What are the assumptions involved in below rectifier output waveform?

Question

The below waveform shows peak current occurs at the instant when diode starts conduction. Why is the peak current not happening at the max input voltage point?

Usually the rectifier output caps are large in value, making the output voltage more or less constant.

Current = (Vin-Vc)/(R1) ( neglecting diode drop)

-> As Vin is increasing, shouldn't the current also keep increasing? What am I missing here?

Answer 1

When the diode starts conducting and dumping current into the capacitor, the rate of change of the AC voltage is much bigger than when the AC waveform hits the top of its peak. Given that capacitor current is proportional to \$\frac{dv}{dt}\$ it follows that the biggest peak in the capacitor current occurs when the diodes start conducting. Consider this simpler scenario: -

Image from here showing how when an AC voltage is applied to a capacitor, the maximum current occurs when the voltage waveform is at its maximum \$\frac{dv}{dt}\$ AND zero current flows when \$\frac{dv}{dt} = 0\$.

Answer 2

You can see in your first diagram that the output voltage is NOT constant because the voltage on the filter caps has drooped between cycles.
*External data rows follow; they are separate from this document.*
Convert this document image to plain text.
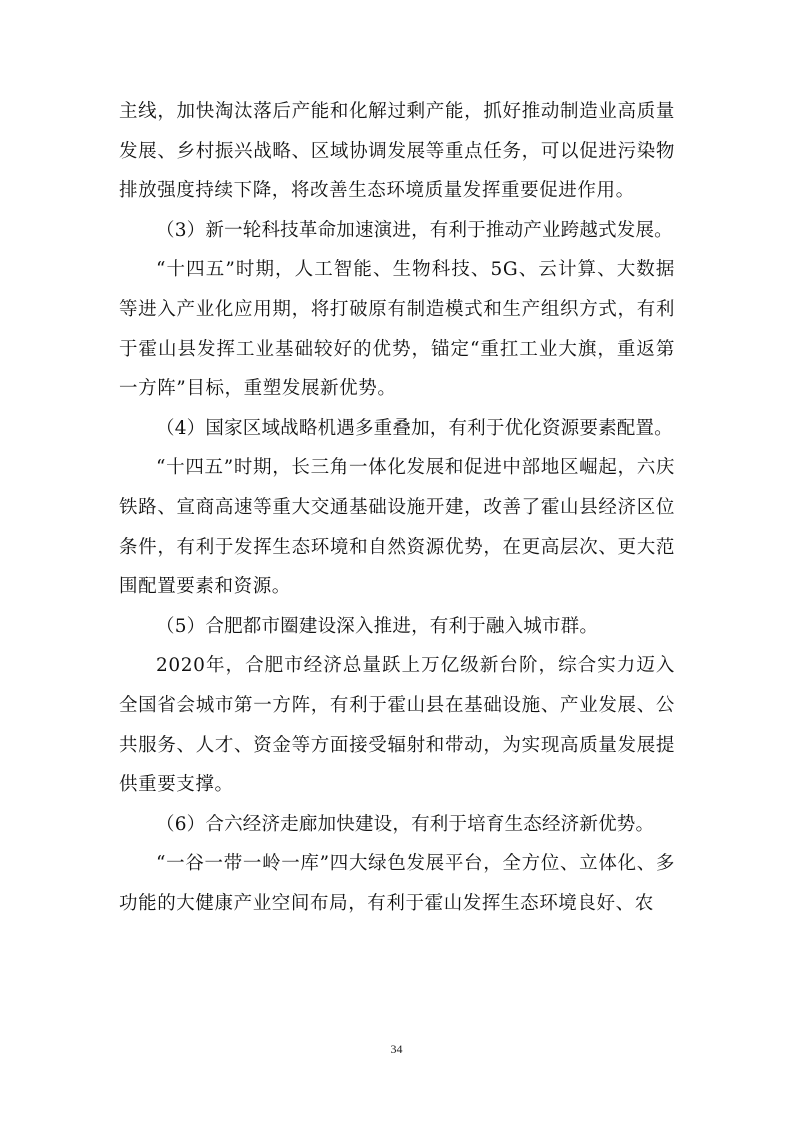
主线，加快淘汰落后产能和化解过剩产能，抓好推动制造业高质量发展、乡村振兴战略、区域协调发展等重点任务，可以促进污染物排放强度持续下降，将改善生态环境质量发挥重要促进作用。

（3）新一轮科技革命加速演进，有利于推动产业跨越式发展。

“十四五”时期，人工智能、生物科技、5G、云计算、大数据等进入产业化应用期，将打破原有制造模式和生产组织方式，有利于霍山县发挥工业基础较好的优势，锚定“重扛工业大旗，重返第一方阵”目标，重塑发展新优势。

（4）国家区域战略机遇多重叠加，有利于优化资源要素配置。

“十四五”时期，长三角一体化发展和促进中部地区崛起，六庆铁路、宣商高速等重大交通基础设施开建，改善了霍山县经济区位条件，有利于发挥生态环境和自然资源优势，在更高层次、更大范围配置要素和资源。

（5）合肥都市圈建设深入推进，有利于融入城市群。

2020年，合肥市经济总量跃上万亿级新台阶，综合实力迈入全国省会城市第一方阵，有利于霍山县在基础设施、产业发展、公共服务、人才、资金等方面接受辐射和带动，为实现高质量发展提供重要支撑。

（6）合六经济走廊加快建设，有利于培育生态经济新优势。

“一谷一带一岭一库”四大绿色发展平台，全方位、立体化、多功能的大健康产业空间布局，有利于霍山发挥生态环境良好、农

34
It's for precisely this reason that the peak current occurs when the diode starts conducting and has to charge the caps from the minimum droop point to the point where the diode conducts.

After that initial charge the cap is much closer to the peak, and the slope of the sine wave is flatter so the current to bring the caps to the peak voltage level is smaller. $$(I=C*dv/dt)$$

Answer 3

From the point on where the diode is conducting, the influx current is proportional to the derivative of the voltage across C plus the draining current (which is significantly smaller most of the time and only varying comparatively little as long as the ripple is small compared to the total voltage).

The derivative of the input voltage starts falling at the zero crossing already.